De acordo com a diretora do órgão, os países devem proteger seus profissionais da saúde como nunca antes. "Eles devem ser capacitados a se proteger da infecção e receber equipamentos de proteção individual para longo prazo. É nosso dever protegê-los, já que estarão à frente nessa batalha. Este vírus não foi detido nem será detido por fronteiras desenhadas em mapas".

Carissa Etienne afirmou ainda que compete a cada país decidir quais são as medidas a serem tomadas, para quem e durante quanto tempo. "Pode ser o cancelamento de reuniões massivas, de negócios e escolas, de trabalhadores domésticos, medidas de isolamento obrigatórias ou voluntárias. Essas medidas podem parecer drásticas, mas são a única maneira de poder impedir que os hospitais estejam sobrecarregados com muitas pessoas doentes num período de tempo muito curto. As medidas devem ser implementadas o quanto antes", ressaltou.

Ela defendeu ainda que é prudente que os países planifiquem medidas para os próximos dois ou três meses.

"A única maneira de sair dessa situação será se todos fizermos nossa parte. Cada um fazendo a sua enquanto apoiamos os outros. Os países devem trabalhar juntos, compartilhar recursos e conhecimentos e tomar decisões conjuntas que acelerem o acesso a serviços de saúde, além de promover inovação e investigação, e aumentar a nossa capacidade de poder enfrentar essa pandemia", disse Etienne.

Questionado sobre a importância da quantidade de leitos em unidades de terapia intensiva (UTIs), o vice-presidente da Opas, Jarbas Barbosa, afirmou que a disponibilidade de UTIS's, CTI's, leitos e ventiladores é uma parte muito importante da resposta na luta contra a pandemia.

"Em primeiro lugar, os países estão implementando todas as medidas de distanciamento social, cujo principal objetivo é justamente reduzir a carga que se agregará a esses serviços. É muito importante combinar duas estratégias. A primeira é tratar de deter a transmissão com todas as medidas de distanciamento social que se possam incorporar à realidade do país.

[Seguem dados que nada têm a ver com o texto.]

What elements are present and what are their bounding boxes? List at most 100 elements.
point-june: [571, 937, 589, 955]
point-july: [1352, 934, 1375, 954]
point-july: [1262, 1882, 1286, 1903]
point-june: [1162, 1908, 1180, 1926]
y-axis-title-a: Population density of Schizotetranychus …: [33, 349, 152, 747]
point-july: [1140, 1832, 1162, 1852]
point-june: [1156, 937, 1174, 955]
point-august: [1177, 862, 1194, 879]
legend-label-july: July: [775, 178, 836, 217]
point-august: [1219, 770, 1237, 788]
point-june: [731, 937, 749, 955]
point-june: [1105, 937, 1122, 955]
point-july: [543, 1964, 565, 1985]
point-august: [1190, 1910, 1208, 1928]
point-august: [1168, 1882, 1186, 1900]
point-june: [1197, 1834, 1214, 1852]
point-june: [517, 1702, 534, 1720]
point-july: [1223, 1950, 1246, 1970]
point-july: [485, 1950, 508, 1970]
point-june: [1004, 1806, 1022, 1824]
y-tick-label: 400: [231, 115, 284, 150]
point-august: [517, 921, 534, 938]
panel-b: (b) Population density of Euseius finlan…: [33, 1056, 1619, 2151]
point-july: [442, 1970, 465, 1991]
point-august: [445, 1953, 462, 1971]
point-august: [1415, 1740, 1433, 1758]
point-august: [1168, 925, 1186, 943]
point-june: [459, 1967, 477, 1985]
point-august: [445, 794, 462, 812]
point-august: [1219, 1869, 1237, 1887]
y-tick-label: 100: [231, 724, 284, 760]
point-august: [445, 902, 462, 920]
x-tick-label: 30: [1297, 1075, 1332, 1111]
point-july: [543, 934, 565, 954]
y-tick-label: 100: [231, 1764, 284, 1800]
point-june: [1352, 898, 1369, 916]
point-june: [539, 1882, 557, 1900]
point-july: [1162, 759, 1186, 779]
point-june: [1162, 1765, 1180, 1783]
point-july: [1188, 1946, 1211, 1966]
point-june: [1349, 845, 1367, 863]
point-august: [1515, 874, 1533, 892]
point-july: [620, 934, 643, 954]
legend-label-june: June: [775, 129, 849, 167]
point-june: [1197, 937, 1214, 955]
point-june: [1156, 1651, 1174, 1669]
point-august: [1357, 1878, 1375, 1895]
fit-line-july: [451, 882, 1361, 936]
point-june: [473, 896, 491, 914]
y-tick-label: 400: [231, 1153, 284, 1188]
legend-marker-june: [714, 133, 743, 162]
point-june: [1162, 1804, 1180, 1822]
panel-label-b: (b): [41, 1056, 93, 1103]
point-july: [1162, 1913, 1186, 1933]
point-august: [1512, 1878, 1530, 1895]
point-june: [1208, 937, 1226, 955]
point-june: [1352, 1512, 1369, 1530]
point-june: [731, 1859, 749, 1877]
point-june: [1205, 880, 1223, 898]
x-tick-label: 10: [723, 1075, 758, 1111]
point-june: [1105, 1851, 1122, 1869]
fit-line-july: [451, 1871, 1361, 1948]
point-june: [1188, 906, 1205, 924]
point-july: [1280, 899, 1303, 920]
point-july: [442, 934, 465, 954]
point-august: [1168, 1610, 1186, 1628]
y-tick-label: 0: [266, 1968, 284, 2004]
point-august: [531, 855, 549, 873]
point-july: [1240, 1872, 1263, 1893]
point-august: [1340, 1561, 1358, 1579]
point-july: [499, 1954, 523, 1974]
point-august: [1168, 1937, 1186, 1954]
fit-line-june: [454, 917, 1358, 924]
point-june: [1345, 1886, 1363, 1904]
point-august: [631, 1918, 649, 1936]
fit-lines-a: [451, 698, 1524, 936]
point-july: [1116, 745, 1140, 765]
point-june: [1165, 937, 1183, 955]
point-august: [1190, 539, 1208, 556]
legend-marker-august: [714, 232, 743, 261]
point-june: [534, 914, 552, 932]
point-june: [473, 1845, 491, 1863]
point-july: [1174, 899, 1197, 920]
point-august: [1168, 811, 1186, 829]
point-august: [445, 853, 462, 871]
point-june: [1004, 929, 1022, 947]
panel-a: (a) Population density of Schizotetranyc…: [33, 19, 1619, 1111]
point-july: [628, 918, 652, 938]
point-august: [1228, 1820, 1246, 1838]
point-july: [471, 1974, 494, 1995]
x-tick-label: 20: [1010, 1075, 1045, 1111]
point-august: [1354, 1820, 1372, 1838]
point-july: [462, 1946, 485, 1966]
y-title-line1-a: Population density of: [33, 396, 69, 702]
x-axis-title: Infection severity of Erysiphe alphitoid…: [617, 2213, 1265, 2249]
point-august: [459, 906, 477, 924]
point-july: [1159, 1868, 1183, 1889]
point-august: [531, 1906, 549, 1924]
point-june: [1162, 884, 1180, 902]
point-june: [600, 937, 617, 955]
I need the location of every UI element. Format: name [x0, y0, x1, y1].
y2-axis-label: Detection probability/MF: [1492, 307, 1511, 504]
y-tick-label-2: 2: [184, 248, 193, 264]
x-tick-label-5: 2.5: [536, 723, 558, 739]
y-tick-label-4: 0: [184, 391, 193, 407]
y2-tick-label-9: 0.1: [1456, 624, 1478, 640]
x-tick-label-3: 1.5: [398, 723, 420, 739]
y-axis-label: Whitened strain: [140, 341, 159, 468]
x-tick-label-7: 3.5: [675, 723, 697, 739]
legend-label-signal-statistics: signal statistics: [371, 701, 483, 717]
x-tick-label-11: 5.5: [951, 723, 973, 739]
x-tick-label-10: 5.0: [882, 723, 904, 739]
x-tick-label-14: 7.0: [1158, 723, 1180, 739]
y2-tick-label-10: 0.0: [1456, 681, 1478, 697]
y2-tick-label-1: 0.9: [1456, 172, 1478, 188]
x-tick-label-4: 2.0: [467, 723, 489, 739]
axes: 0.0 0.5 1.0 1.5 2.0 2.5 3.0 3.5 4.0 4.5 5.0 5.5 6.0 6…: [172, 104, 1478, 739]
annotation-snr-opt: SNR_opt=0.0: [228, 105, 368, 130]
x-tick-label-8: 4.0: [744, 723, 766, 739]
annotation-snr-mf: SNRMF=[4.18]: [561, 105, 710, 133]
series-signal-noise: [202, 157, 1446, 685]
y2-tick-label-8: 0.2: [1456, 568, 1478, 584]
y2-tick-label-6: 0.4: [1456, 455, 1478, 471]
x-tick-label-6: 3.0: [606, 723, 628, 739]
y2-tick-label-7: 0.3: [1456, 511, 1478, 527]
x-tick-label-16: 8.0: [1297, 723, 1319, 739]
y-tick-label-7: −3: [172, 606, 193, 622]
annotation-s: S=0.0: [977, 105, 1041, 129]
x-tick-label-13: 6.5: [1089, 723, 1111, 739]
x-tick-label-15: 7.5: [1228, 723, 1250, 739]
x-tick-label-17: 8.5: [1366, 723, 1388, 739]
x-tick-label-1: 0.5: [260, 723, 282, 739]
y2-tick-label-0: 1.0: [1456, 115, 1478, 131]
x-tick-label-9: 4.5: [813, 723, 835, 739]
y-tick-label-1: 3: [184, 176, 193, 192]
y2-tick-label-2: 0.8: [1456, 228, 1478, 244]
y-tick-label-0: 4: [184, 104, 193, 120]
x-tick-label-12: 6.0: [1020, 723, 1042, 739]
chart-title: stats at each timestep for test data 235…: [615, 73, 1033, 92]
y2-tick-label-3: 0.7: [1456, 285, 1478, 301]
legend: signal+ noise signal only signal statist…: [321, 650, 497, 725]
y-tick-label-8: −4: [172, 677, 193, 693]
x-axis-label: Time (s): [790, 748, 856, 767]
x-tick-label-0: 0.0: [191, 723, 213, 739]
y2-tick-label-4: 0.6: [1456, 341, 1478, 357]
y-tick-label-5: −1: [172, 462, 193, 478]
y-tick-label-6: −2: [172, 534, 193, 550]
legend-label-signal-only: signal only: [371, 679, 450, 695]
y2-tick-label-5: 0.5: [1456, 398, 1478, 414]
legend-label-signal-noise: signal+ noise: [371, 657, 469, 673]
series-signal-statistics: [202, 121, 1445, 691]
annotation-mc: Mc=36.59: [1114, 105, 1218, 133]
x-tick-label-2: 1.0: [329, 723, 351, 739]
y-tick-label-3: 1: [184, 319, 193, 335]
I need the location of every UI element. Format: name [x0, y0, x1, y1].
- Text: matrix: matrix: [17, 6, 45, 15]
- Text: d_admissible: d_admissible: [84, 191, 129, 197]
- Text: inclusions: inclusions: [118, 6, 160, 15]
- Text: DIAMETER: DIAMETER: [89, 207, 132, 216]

E, ao mesmo tempo, preparar os serviços de saúde para que possam aumentar sua capacidade de atenção. No Brasil, em especial, a taxa de unidades de cuidados intensivos e leitos por habitante se compara à dos países europeus, ou seja, o problema não é somente o número, mas sim a forma como se vai utilizar", disse.

Ontem, o chefe da agência da Organização das Nações Unidas para Assuntos Humanitários, Mark Lowcock, em declaração aos membros do Conselho de Segurança alertou para "um impacto devastador" sobre as comunidades vulneráveis.

Ele lembrou que mais da metade da população, de 18 milhões de pessoas, foram forçadas a sair de suas casas. Mais de 11 milhões de pessoas, incluindo cerca de 5 milhões de crianças, precisam de assistência humanitária, cerca de 8 milhões não têm acesso garantido a comida, mais 20% do que em 2019, e 500 mil crianças sofrem de má alimentação crônica.

O novo coronavírus, responsável pela pandemia de Covid-19, já infectou mais de 750 mil pessoas em todo o mundo, das quais morreram mais de 36 mil. Dos casos de infecção, pelo menos 148.500 são considerados curados.

Depois de surgir na China, em dezembro, o surto espalhou-se por todo o mundo, o que levou a Organização Mundial da Saúde (OMS) a declarar situação de pandemia.